West Howe, Bournemouth
West Howe is a residential suburb in the north of the town of Bournemouth. Prior to World War Two this was a largely rural area, comprising heathland and some farming, with both settled and itinerant communities.
As part of post-World War Two reconstruction, a large council estate was built on much of the land and many new people from within and outside Bournemouth moved in. Two books published in the 1980s explore this transformation of the area from rural to (sub)urban, through oral histories of many different local people.
Compared with other parts of Bournemouth, West Howe is a relatively low-income, economically disadvantaged area, with higher levels of single-parent households, unemployment and health problems. It is also a green, spacious place and a welcoming community, and there are many active social events and projects.
Click on project titles to navigate to individual projects.
In some cases, permission will be needed to view projects. To request permission, please email Dr Rosie Read at: firstname.lastname@example.org
- Child's Play: How are local recreation and leisure facilities important to families?
- Employment Support Services: What are local people’s experiences of unemployment and the different forms of support they receive to secure paid work?
- Attitudes to Addiction: How is the notion of addiction perceived and understood by local people?
- Social Cohesion and Social Capital : What helps build social trust and wellbeing?
- Travel and Transport: What is the relationship between public transport and social mobility?
- School Choice: What factors influence a parent’s choice of primary school in a low income area?
- Food Security: How do historical changes in the ways food is produced contribute to local people’s sense of food (in)security?
- Howe Tasty: What are the benefits and risks of social enterprise models for building community support and solidarity?
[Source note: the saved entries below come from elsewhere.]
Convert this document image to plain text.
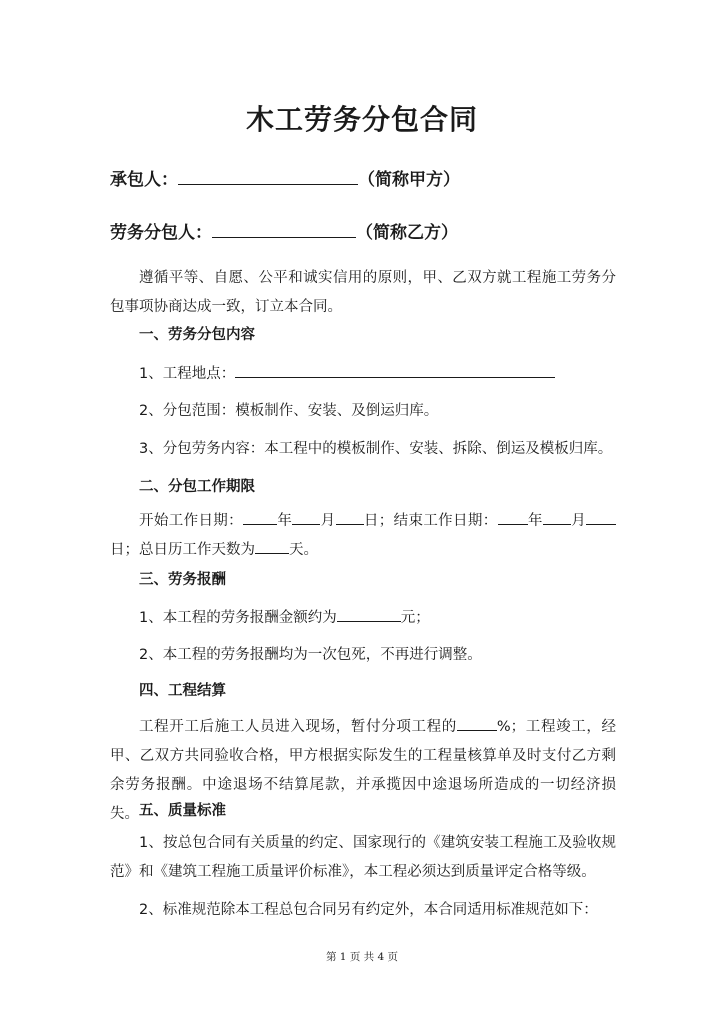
木工劳务分包合同
承包人：	（简称甲方）
劳务分包人：	（简称乙方）
遵循平等、自愿、公平和诚实信用的原则，甲、乙双方就工程施工劳务分包事项协商达成一致，订立本合同。
一、劳务分包内容
1、工程地点：
2、分包范围：模板制作、安装、及倒运归库。
3、分包劳务内容：本工程中的模板制作、安装、拆除、倒运及模板归库。
二、分包工作期限
开始工作日期： 年 月 日；结束工作日期： 年 月日；总日历工作天数为 天。
三、劳务报酬
1、本工程的劳务报酬金额约为	元；
2、本工程的劳务报酬均为一次包死，不再进行调整。
四、工程结算
工程开工后施工人员进入现场，暂付分项工程的	%；工程竣工，经甲、乙双方共同验收合格，甲方根据实际发生的工程量核算单及时支付乙方剩余劳务报酬。中途退场不结算尾款，并承揽因中途退场所造成的一切经济损失。 五、质量标准
1、按总包合同有关质量的约定、国家现行的《建筑安装工程施工及验收规范》和《建筑工程施工质量评价标准》，本工程必须达到质量评定合格等级。
2、标准规范除本工程总包合同另有约定外，本合同适用标准规范如下：
第 1 页 共 4 页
- Perceptions of Social Isolation: How do young people and the retired understand and perceive ‘social isolation’?
- Social Support for Single Parents: What factors help lone parents’ trust in and engagement with parent support groups?
All student research projects abide by Bournemouth University’s Research Ethics Code of Practice. In designing, carrying out and disseminating their research, students give careful consideration to ethical issues that may arise, and develop strategies for dealing with them. In particular, students seek to gain the informed consent of research participants, by providing them with sufficient information about the aims and methods of their research project and the implications of taking part in it. They also commit to protecting the anonymity of research participants, as far as possible, unless participants explicitly state otherwise. Students’ approach to research ethics is also informed by the Ethical guidelines of the Association of Social Anthropologists of the UK and Commonwealth.